Their rhetoric drew upon tradition and laid claim to modernity, albeit a "fractured" one that contained contradictory ideas of equality and hierarchy. Aspirations to respectability and the desire to emulate the nobility and gentry were central to their rhetoric. While placing limits on the ability of the lower classes to become respectable, the middleclass, through its politics, often opened up possibilities of wider social involvement. New ideas of womanhood and respectability contributed to the decline of the courtesans of Lucknow, who had represented high culture in the old order but now symbolized the indolence of the nobility. Women's emancipation from the excesses of patriarchy was advocated, but so was subordination to patriarchal norms. Attempts to recover a monolithic Hinduism from multiple beliefs and practices held the potential to build bridges across castes and to become a tool of empowerment vis-a-vis the colonial state, but such attempts also showed the middle class to think differently from other social groups.

Joshi's main argument is that the public sphere is the key to understanding the middle class. An educated elite had existed in India before colonialism. The new phenomenon in colonial India was the appearance of an educated elite representing itself as the middle class and using its literary abilities to construct a public sphere and carve out its own political role. Use of the rhetoric of difference to empower itself demarcates a middle class. Joshi criticizes the "postcolonial" thesis in the writings of some of the Subaltern Studies historians, which holds that the rhetoric of difference represented a withdrawal of the middle class from a public sphere dominated by the colonists and expatriates. Far from constituting a retreat into the private domain, middle-class discourse was both political and self-directed, serving to draw the private out into the public arena.

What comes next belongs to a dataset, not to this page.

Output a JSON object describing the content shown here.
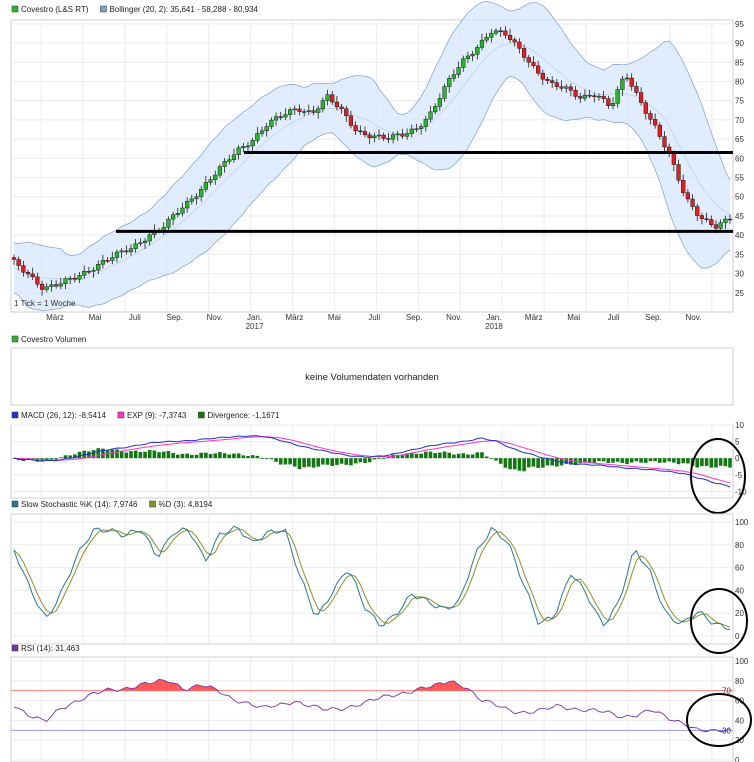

His critique is well taken. But Joshi's main thesis-that being middle class was primarily a cultural project-appears overdrawn. The middle-class modernity that led to rethinking and debates on equality, women's emancipation, and religious and social reforms is portrayed here rather too fashionably as role-playing. In reality, literacy among women was almost certainly rising, illustrating a greater societal willingness to practice fairness. Thus, it is not just the talk about modernity, but modernity's real achievements that distinguish the new middle class from both the older educated elite and the propertied and laboring classes. In short, Joshi does not succeed in justifying his decision to neglect the actual changes taking place in middle-class lives in order to focus on rhetoric, representation, and the newspaper writings of a few articulate men. His emphasis on expression as the defining trait of the middle class has other problems too. All classes wrote political essays in British India. How do we decide where the middle class began or ended and which voices within the middle class were representative and authentic amidst all this clamor?

That said, Joshi's analytical contribution-the critique of the "derivative discourse" thesis-remains persuasive and important. Fractured Modernity accomplishes even more. It is a substantial monograph on a largely unexplored dimension in the social history of colonial north India.

[Author Affiliation]

Tirthankar Roy is professor at the Gokhale Institute of Politics and Economics in Pune. He is the author of three books and many articles on the economic and social history of colonial India, including Traditional Industry in the Economy of Colonial India (1999).